Thursday, April 12, 2018

A Poem for Max

He's sick, he's sick
What do I do?
My kitty cat
Has got the flu.

He's thin and slow
and will not eat.
I've tried it all
I fear I'm beat.

Took him to
the Doctor now,
who poked and prodded,
took blood anyhow.

I'll wait and see
What might be wrong
I'll hope the prognosis
isn't long.

My kitty cat
Has got the flu.
He's sick, he's sick
What do I do?

Wednesday, April 11, 2018

Found in a journal ...

Sometimes I write and sometimes I don't, but I'm always crafting stories in my head. Stories about the man who crossed the street in front of my car or the girl who served my coffee or the tired voice on the other end of the phone line when I call my child in sick to school. I don't, and won't likely ever, know any of these people, but I create intricate back-stories for them, shaped from the way they carry the tension in their shoulders, or the way they've layered their clothing for the day, or the sligh hitch in the roll of their 'r'. These faceless, nameless people become a rich tapestry to the fantastical stories I write in my head as I weave my way through the everyday mundane.

Tuesday, April 10, 2018

Tree of Stars night (at LOST)

Journal prompt #1: Who is your superhero?

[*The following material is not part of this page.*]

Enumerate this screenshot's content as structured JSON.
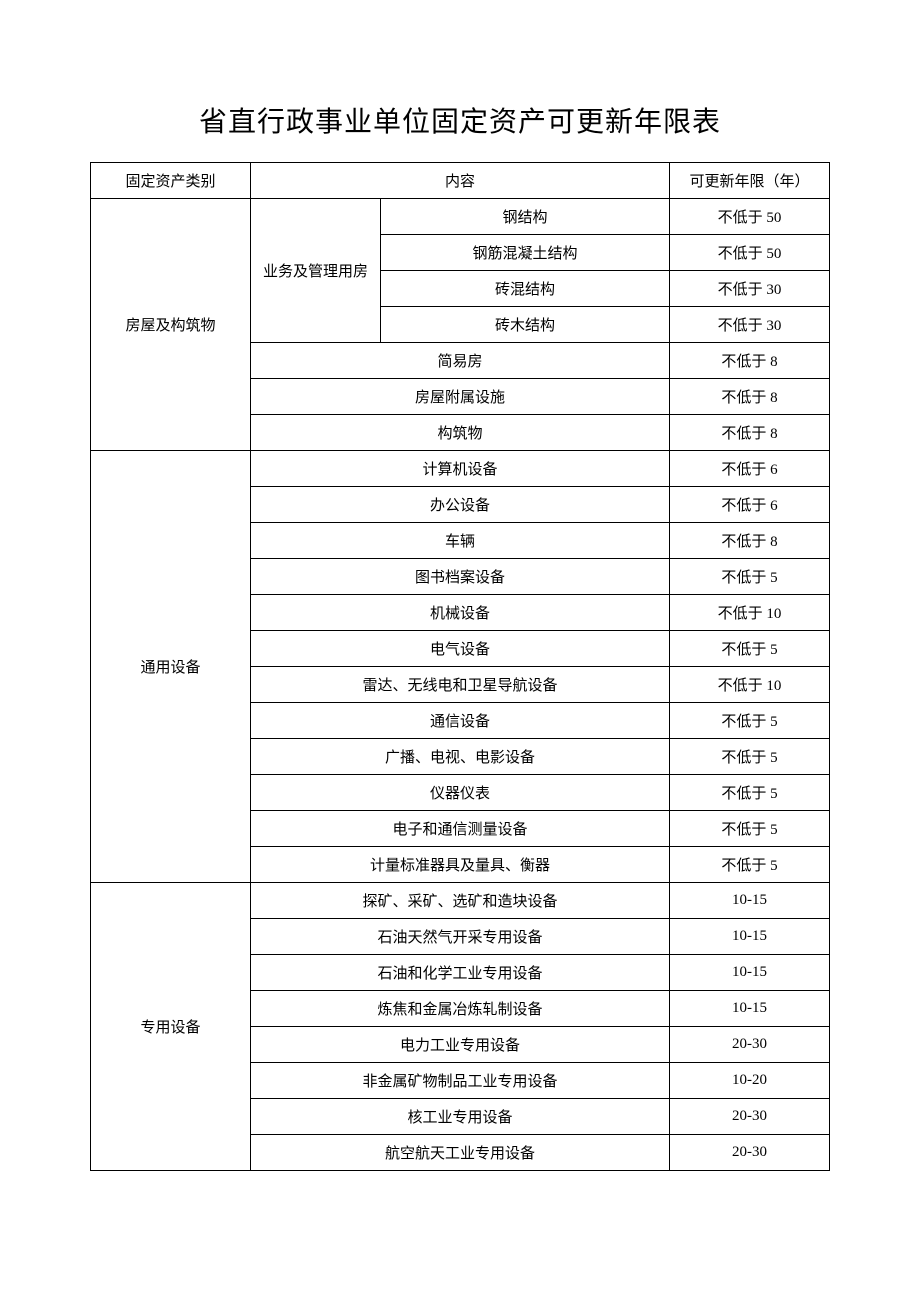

For a long time I would easily answer that with 'my sister' -- and while she for sure is my hero, always has held that spot in my world, now I think I have a new answer.  My kid is my superhero.  He is just turning 14 and he is already so headstrong & bold. He knows himself intimately in a way I, at nearly 40, am only just discovering.  My son was AFAB but that didn't stop him from claiming his true self and identity. He is embarking now on a journey of transition that I can do no more than scaffold him through -- the choices will be his and his alone (of course, Doctor-informed choices, but still, the direction he wants to take his body is a journey I cannot make with him) and I couldn't be prouder of how he is handling himself in all this new-ness!

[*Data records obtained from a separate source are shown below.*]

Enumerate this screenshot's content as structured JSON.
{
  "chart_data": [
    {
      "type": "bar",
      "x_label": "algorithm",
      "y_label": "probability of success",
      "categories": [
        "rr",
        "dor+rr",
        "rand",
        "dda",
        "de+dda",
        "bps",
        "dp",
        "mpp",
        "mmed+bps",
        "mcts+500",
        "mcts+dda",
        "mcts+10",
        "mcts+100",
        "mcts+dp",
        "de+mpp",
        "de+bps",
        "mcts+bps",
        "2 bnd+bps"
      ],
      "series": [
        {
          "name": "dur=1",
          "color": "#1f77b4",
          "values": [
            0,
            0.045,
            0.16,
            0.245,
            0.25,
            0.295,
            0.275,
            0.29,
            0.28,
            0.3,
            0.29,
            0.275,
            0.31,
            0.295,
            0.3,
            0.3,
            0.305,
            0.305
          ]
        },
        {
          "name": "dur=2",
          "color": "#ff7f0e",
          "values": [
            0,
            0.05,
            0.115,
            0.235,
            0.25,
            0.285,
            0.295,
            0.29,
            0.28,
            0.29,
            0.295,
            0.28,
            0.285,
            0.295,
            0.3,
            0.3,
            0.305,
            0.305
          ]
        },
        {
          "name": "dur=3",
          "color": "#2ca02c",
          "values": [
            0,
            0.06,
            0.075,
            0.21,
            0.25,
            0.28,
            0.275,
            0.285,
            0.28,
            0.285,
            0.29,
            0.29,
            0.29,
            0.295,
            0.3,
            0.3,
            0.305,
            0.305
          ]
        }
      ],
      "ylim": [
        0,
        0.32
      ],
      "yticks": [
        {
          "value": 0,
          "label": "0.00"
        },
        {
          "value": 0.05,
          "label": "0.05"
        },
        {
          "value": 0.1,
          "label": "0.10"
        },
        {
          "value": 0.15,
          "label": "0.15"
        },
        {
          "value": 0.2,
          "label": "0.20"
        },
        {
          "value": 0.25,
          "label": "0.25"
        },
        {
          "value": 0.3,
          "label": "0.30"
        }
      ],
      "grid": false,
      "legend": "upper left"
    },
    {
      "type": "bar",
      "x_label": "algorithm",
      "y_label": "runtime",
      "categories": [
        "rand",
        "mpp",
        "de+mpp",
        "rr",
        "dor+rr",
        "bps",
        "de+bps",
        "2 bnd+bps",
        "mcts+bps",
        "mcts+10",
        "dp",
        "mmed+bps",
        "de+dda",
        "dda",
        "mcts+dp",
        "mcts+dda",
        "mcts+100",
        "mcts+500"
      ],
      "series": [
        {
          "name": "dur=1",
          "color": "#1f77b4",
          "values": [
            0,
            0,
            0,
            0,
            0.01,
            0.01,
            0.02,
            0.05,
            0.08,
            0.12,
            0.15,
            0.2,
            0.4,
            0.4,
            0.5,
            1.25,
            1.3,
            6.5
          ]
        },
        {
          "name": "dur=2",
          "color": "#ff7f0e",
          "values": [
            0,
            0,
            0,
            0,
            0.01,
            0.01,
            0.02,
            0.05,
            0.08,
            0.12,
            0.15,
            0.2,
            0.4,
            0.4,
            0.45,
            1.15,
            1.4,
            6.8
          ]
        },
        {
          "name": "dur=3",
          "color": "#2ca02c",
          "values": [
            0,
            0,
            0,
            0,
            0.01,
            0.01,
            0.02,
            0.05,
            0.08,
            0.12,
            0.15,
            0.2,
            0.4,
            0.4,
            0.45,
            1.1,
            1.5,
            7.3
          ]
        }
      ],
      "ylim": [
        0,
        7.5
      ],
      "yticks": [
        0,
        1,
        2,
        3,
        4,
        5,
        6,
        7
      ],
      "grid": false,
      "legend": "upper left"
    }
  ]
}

Poem: The lost night of Tree of Stars (April 10th 6:30pmish)

I flew through the gaps
seeping into oblivion
I only knew it was never enough.
Try as I might
I couldn't find purchase in their land.
Spew my hurt into
physical being
I took this hate and turned
it into fuel.
I will expel until I dig
deep and discover joy.
Desire leaves me wanting
but truth will set me adrift
in a sea of my own
understanding.
Drowning is no longer an option
as I plant two feet upon this
soil and call it my own.

Journal prompt #2:  Name 7 things you can do for self-care that are free
  1. Grounding --> earthing. Bare feet in the grass, sand, soil
  2. Come to a group at LOST
  3. Water. Drink it, bathe in it, play in it. Water is revitalizing.
  4. Let it go. Grab a pillow and just scream into it. Let it all out.
  5. Meet up with a friend. Go for a walk, sit in the park, just connect --> no phones!!
  6. Find a free app or use YouTube. Play some relaxing music and burn some incense and meditate for 5 or 15 minutes. Gently bring yourself back to focus if your mind wanders
  7. Journal. Do 'free writing' -- let your pen walk and don't think too hard about what you're writing. Get it out!
Overheard at event: Nothing can go wrong with a paper and a pen.